Why bother, I can't argue with them. It's useless, so useless it does nothing but hurt me. The faster the fuss is done, the better my world will go back to its peace.

"What sorry! Divorce him instantly. I won't accept a son-in-law out of nowhere."

"Why do you have to accept him? I'm the one married him."

"You..."

"Why do you suddenly have interest in my affairs? I was kidnapped and you didn't do anything. If Fin wasn't there, I'd still be held captive. Divorce?"

Okay, I couldn't hold it in the end. Their accusatory tone, I did them wrong as the result of their negligence, what were they punishing me for?

"Kidnap?"

"TT, that Thompson is weasel, he wouldn't do anything to you."

"Yeah, he wouldn't do anything, just beat me around until he's satisfied. What was I worrying about."

I never learn. What was I expecting? I'm sorry? I should've done better? What a joke. Why would it be different now?
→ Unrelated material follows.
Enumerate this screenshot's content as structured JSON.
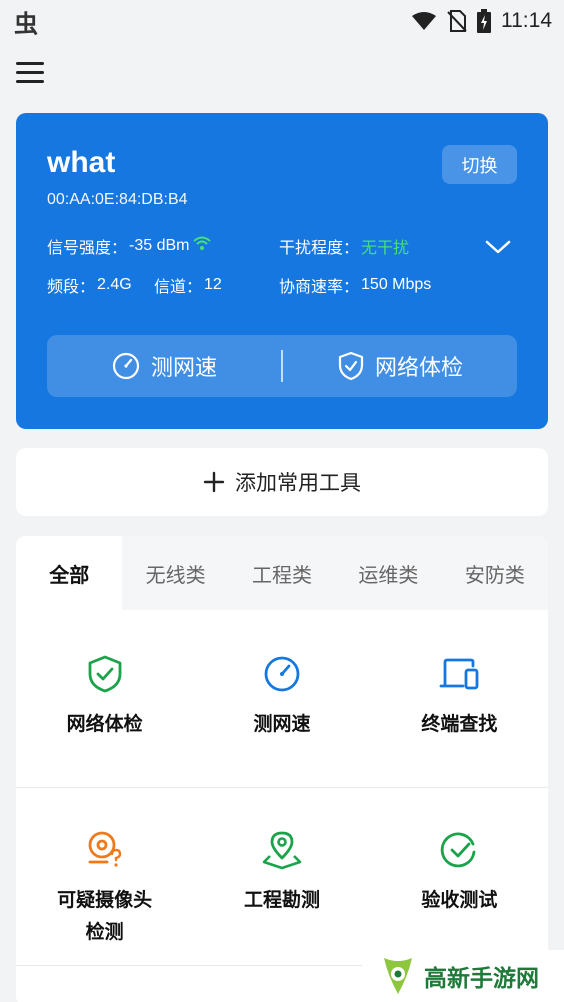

"Were you expecting me to do whatever he demands? Do you even know what he was asking?"

"Kidnap? Why didn't you tell me? Our daughter was kidnapped and you didn't do anything?"

Get the fuss done with.

"Why did you come here? What's the matter?" They drain me. They make me wish I wasn't me. It's really exhausting...

"Lydia needs a place to live and I don't feel comfortable leaving her alone in her condition, Jewel is here, let her stay with you."

I'm clutching Fin's hand so hard, it's a miracle his bones aren't cracking. I'm too furious! Furious, no - that isn't right. I'm uncomfortable. My chest is stuffed. They're... they're too much.

"I fired her. You can call her and ask her to go to your place." And please leave.

"You fired Jewel? Why now? Is this man making you do things? First you didn't tell us about him and now you've fired Jewel. Trent, have you gone mad?!"

Wouldn't it be easier if that were the case? I wouldn't be subjected to this disappointment. This hurt...

"Mom, you've never been interested in my life. Don't start now. I can't take it - no, I don't need it. And as for Lydia, have her stay with mom or hire a company full of stuff to take care of her, I can't - no, I won't even if Mama Jewel was here."

That's the longest I've ever said to them. Yes, I'm fed up...I can't pretend anymore.